For his part, Mr. Kota said that the institution was grateful for the renovation done to the boy's dormitory, but there was more that was needed to be done as there exists other projects at the Center.

The President of the Club Dickson Doe said the renovation cost about 10,000.00 USD and explained that Lionism is about service to humanity and society and as such the club had to step in having seen the deplorable state of the building before the renovation.

Lions Club was also instrumental in finding a solution to the erosion problem facing CAB. She liaised with the Ministry of Public Works to ensure that trucks of dirt were brought to the site to fill up to huge hole.  

Thanks to the Cape Mesurrado Lions Club for this great support to CAB.






We wish to extend our heartfelt thanks and sincere appreciation to God, first of all for His goodness and bountiful blessings through the year.


Our commendation is also paid to Her Excellency Madam Ellen Johnson Sirleaf, President of the Republic of Liberia, the United Nations Development Program (UNDP), the National Commission on Disabilities, the African Union of the Blind (AFUB), Mr. Guillermo Aguirre and his wife who have supported CAB's program. CAB also lauds the National Social Security and Welfare Corporation under the management of Mr. Francis Karbah for providing internet connectivity service to CAB,  which has ensured that we have full access to the internet.


The National Commission on Disabilities in Liberia under its institutional support program made financial contribution to CAB, paid two of its employees and provided five security personnel at the Resource Center, who are currently in charge of the maintenance and security of the facilities.

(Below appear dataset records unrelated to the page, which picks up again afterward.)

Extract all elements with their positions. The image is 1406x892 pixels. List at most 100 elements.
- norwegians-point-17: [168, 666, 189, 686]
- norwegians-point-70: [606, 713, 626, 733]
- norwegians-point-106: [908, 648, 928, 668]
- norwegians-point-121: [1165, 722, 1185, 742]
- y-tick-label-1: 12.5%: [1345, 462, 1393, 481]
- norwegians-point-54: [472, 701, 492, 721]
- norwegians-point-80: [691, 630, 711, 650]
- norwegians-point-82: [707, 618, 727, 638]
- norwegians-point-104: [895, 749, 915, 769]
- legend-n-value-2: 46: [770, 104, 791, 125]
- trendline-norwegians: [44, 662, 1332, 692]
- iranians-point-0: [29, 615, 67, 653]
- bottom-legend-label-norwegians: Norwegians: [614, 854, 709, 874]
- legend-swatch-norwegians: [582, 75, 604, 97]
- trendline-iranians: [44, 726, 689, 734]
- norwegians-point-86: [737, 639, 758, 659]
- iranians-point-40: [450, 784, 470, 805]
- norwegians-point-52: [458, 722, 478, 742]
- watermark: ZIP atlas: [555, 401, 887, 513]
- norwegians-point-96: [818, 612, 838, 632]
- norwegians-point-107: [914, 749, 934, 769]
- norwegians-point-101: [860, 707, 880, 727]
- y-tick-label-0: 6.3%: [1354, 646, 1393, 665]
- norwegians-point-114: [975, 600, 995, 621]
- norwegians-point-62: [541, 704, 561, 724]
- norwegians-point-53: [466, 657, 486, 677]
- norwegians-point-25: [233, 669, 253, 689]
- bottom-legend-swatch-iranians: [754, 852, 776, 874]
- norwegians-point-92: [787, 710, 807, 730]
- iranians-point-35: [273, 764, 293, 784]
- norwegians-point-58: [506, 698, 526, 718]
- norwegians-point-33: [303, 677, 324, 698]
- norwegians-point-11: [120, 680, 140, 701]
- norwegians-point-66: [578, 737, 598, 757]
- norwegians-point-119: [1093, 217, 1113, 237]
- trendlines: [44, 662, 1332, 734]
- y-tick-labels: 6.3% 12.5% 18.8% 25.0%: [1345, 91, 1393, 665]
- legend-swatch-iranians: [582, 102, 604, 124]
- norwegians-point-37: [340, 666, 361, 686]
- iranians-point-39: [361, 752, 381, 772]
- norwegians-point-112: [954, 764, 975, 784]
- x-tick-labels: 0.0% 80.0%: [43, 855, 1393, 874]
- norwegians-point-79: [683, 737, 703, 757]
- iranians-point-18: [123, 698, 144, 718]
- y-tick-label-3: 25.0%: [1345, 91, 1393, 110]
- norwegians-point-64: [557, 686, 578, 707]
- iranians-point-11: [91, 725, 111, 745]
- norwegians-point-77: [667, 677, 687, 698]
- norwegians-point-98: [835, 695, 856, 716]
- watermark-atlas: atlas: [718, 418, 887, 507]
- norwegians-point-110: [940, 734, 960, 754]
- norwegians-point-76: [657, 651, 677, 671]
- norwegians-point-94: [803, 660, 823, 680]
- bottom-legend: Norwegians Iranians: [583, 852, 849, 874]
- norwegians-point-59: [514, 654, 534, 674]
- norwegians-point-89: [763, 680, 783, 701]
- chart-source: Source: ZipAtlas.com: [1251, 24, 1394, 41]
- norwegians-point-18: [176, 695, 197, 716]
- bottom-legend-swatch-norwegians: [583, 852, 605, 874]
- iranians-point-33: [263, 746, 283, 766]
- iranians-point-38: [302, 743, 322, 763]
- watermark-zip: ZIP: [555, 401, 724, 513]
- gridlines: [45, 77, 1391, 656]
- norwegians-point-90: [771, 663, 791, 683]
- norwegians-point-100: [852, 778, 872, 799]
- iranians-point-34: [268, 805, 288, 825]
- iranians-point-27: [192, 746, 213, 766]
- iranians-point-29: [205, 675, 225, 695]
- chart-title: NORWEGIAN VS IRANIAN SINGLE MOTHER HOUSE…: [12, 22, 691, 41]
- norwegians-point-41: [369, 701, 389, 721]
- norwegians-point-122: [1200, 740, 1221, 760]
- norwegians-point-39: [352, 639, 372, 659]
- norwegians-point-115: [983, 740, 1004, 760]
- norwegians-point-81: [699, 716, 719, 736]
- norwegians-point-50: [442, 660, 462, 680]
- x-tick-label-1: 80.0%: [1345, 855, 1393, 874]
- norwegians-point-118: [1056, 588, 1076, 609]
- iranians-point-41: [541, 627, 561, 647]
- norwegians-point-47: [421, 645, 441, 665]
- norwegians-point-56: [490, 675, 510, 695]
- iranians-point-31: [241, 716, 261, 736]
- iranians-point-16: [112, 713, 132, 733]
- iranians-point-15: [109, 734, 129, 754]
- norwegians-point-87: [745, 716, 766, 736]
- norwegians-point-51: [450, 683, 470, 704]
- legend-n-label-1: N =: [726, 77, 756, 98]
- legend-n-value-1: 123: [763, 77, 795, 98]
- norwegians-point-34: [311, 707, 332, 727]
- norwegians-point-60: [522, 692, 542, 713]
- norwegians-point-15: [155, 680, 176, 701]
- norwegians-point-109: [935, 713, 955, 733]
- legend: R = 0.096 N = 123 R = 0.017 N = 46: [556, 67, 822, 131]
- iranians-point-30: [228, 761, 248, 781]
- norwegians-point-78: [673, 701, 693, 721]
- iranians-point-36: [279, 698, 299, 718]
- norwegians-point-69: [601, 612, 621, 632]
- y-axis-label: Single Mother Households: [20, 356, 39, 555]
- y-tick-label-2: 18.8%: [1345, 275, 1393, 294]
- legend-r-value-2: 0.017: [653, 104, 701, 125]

The Association also wishes to acknowledge the extra financial contribution of some of its members in persons of Mr. Robert K. Williams, who currently serves as Acting Executive Director of the National Commission on Disabilities (NCD), Mr. James Williams, Mr. Beyan G. Kota and Mrs. Fatu C. Kota for undertaking the payment of some the employees and support staff of the Association.


Special thanks is extended to our teachers at the National Resource Institute for the Blind, our hard working support staff including our cooks, drivers, securities and janitors for their level of commitment to serving humanity.    


We also extend thanks to Mrs. Linda Thomas-Greenfield, US Ambassador accredited to Liberia and the United States Aid for International Development (USAID) for approving a 75,000.0 US project which will ensure that the blind have access to print materials for their social integration.